Potassium deficiency in cotton can severely restrict yield and reduce grades. In 2006, potassium deficiency was a widespread problem in parts of Virginia.
Early signs of potassium deficiency, primarily yellowing between the veins of the cotton leaf, showed up in Virginia in late July. Once it occurs, it is too late to do much about it.
Virginia Cotton Specialist Joel Faircloth says there are numerous reasons for potassium deficiency in Virginia.
The first is a result of 900-plus pound per acre cotton yields in 2004 and 2005 and a high boll load in 2006. Successive high yielding cotton crops have placed a high demand on all nutrients, including potassium.
In 2006, early spring rains restricted root growth in early planted cotton throughout the Virginia cotton-producing belt. The cotton crop was set up with a small root mass, then the drought came, and there was no extended root system to go out and get nutrients — those in short supply were the hardest to absorb for the cotton plant, Faircloth explains.
“We have seen more potassium deficiency this year, and it tends to show up more in sandy soils than in heavier soils,” Faircloth says. At the Tidewater Area Research and Extension Center in Holland, Va., potassium deficiency showed up about mid-season, according to Faircloth.
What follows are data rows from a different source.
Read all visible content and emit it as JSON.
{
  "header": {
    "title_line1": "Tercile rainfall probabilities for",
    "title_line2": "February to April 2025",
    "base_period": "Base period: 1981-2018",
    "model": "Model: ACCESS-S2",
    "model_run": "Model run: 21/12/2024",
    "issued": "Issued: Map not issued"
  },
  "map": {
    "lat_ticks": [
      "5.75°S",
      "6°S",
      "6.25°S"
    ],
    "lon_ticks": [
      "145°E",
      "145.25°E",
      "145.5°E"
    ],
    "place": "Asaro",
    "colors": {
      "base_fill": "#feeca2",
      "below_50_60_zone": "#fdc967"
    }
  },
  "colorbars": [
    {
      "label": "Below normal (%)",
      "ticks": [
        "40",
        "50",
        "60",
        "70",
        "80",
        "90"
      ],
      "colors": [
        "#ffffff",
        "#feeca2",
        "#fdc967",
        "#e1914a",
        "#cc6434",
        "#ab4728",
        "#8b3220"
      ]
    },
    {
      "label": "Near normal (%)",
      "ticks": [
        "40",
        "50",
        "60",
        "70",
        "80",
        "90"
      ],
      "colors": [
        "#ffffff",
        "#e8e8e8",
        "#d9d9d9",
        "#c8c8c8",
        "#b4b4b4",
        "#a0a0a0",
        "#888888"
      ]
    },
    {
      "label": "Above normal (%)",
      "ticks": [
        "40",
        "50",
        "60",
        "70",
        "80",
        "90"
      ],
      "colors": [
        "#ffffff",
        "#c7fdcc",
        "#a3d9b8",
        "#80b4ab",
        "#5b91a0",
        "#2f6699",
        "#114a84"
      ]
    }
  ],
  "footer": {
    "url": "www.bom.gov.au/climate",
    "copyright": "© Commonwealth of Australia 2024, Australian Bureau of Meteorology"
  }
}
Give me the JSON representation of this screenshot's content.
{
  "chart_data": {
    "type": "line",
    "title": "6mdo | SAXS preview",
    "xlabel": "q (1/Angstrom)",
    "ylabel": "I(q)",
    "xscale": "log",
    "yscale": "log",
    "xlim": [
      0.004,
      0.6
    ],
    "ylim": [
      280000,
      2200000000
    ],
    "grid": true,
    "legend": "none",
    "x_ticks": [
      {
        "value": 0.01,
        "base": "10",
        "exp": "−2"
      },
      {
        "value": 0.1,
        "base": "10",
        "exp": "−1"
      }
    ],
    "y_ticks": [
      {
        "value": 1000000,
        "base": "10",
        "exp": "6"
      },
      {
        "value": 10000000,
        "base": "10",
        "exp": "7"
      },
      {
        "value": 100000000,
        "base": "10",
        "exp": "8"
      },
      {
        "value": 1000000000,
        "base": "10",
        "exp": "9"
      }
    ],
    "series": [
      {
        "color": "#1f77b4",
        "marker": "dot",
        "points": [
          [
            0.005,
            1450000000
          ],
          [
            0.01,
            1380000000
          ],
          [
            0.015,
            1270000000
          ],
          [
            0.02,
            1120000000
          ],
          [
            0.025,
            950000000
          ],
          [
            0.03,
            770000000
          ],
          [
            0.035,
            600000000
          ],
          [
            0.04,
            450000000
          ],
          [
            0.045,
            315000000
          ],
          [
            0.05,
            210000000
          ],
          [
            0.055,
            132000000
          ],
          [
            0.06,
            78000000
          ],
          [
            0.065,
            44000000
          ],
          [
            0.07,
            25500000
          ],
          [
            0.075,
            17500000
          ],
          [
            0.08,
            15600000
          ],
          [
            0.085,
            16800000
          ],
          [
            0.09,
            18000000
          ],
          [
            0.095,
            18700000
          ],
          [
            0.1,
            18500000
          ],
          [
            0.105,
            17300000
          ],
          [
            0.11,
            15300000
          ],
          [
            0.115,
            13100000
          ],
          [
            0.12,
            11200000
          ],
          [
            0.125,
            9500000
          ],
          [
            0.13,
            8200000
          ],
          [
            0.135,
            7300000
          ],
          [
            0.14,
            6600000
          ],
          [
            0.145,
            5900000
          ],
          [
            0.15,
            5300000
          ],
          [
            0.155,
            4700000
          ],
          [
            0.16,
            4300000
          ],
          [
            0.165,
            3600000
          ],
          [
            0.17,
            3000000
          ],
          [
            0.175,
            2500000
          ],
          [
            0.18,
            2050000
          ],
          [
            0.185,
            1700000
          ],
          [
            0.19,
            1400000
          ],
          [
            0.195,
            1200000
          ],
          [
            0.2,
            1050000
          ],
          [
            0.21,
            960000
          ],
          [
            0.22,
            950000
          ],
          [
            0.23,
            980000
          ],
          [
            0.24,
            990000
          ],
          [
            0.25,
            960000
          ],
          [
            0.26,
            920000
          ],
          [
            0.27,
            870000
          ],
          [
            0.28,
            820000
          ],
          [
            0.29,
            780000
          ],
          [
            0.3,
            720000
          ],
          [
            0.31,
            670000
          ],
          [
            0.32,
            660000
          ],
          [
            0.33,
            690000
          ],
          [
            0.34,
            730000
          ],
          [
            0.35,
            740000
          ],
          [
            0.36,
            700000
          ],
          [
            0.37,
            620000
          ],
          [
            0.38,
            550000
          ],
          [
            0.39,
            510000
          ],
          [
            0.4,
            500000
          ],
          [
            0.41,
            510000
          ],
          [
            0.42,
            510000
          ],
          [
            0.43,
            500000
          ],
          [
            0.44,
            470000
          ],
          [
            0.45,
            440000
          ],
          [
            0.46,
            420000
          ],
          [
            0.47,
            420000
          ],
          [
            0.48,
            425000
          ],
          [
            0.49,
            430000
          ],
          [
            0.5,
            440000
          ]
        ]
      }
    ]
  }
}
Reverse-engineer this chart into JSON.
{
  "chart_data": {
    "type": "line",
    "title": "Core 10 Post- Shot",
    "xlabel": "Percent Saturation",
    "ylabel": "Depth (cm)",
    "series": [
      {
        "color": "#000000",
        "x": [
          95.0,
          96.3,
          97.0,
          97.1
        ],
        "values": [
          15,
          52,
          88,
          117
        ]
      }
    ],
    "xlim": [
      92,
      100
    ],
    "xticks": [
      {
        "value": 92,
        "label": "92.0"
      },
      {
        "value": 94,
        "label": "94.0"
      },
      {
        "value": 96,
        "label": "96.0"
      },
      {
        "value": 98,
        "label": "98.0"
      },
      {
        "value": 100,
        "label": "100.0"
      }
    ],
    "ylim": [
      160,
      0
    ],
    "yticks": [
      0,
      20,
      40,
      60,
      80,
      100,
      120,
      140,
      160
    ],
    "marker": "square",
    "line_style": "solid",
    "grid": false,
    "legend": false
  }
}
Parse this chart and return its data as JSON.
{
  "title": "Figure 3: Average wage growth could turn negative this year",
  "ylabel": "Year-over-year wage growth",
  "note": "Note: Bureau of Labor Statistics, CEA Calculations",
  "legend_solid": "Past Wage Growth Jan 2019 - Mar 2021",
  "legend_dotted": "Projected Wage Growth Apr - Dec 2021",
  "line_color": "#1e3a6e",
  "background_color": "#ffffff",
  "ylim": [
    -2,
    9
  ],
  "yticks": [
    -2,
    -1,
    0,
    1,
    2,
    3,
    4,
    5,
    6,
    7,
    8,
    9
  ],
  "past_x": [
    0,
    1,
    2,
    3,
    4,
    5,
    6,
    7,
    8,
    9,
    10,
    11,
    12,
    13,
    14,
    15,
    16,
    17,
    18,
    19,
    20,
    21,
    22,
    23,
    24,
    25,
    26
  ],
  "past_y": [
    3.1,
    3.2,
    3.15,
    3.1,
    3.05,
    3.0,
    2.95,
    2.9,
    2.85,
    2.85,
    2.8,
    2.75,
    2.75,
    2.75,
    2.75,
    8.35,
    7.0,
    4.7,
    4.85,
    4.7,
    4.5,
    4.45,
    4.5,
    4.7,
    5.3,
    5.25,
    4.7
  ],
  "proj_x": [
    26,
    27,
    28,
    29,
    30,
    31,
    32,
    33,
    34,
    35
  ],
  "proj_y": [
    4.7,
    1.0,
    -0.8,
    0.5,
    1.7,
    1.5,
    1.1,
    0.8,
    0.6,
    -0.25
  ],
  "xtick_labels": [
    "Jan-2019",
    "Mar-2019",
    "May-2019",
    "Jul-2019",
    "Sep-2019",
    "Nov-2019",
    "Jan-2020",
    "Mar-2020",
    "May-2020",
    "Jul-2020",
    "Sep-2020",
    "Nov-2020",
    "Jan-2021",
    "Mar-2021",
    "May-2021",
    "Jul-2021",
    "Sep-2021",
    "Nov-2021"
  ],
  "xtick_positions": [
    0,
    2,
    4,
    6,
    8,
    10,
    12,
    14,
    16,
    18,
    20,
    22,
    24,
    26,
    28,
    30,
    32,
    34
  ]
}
“Once the margin of the leaves start to crinkle from potassium deficiency, leafspot sets in, ethylene production increases, and leaves start to fall off. Then, growers don't have to worry about defoliation, but they will see some significant yield losses, Faircloth contends.
In USDA testing, a 60 pound per acre drop in uptake of potassium resulted in a 500 pound per acre yield loss. Most of the yield losses caused by potassium deficiency can be avoided by proper soil sampling.
Advanced grid sampling and zone sampling techniques can make fertilizer application very precise.
Likewise detecting the problem early can give growers some options. In the early stages of potassium deficiency, cotton plants begin to turn a darker shade of green. The top leaves then will become mottled with light green to gold mottling between the veins.
If leaf petiole analysis is taken at this stage, these leaves will likely be in the 1-2 percent range.
As potassium deficiency continues to develop, top leaves continue to turn yellowish-green to gold and leaf edges begin turning brown, but bottom leaves usually appear normal.
Within 7-8 weeks of the onset of potassium deficiency, leaves turn a reddish-brown in color and are shriveled and curled. Most bottom leaves still appear normal.
Potassium deficiency is sometimes confused with verticillium wilt in cotton. With verticillium wilt, the vascular tissue of the stem is discolored and light to dark brown in color.
To determine if verticillium wilt is present, the stem should be sliced with a knife and examined for vascular discoloration.
In Georgia, growers have had major problems with early-occurring potassium deficiency. In some cases cotton has been totally defoliated by the fourth week of bloom. Severe drought throughout the growing season in 2006 over-shadowed all production problems, including potassium deficiency.
In the northern Delta potassium deficiency is an ongoing problem. Researchers there have determined that in some cases spraying potassium on cotton during late-season can correct the problem and significantly reduce yield losses.
A shorter growing season in Virginia may be contributing to the increase in potassium deficiency. Increases in potassium deficiency are partly due to a premature end of reproductive growth. Potassium deficient cotton plants also tend to set more flowers, over 10 percent in some tests, adding to the plant's demand for nutrients.
Though early maturing cotton varieties have been linked to potassium deficiency, there is little research data to support this association.
Cotton continues to be a popular crop, and a new crop, for some Virginia growers who have stopped growing peanuts and tobacco. Growing cotton requires some special care. “It is clear we need to pay more attention to potassium deficiency in Virginia,” Faircloth says.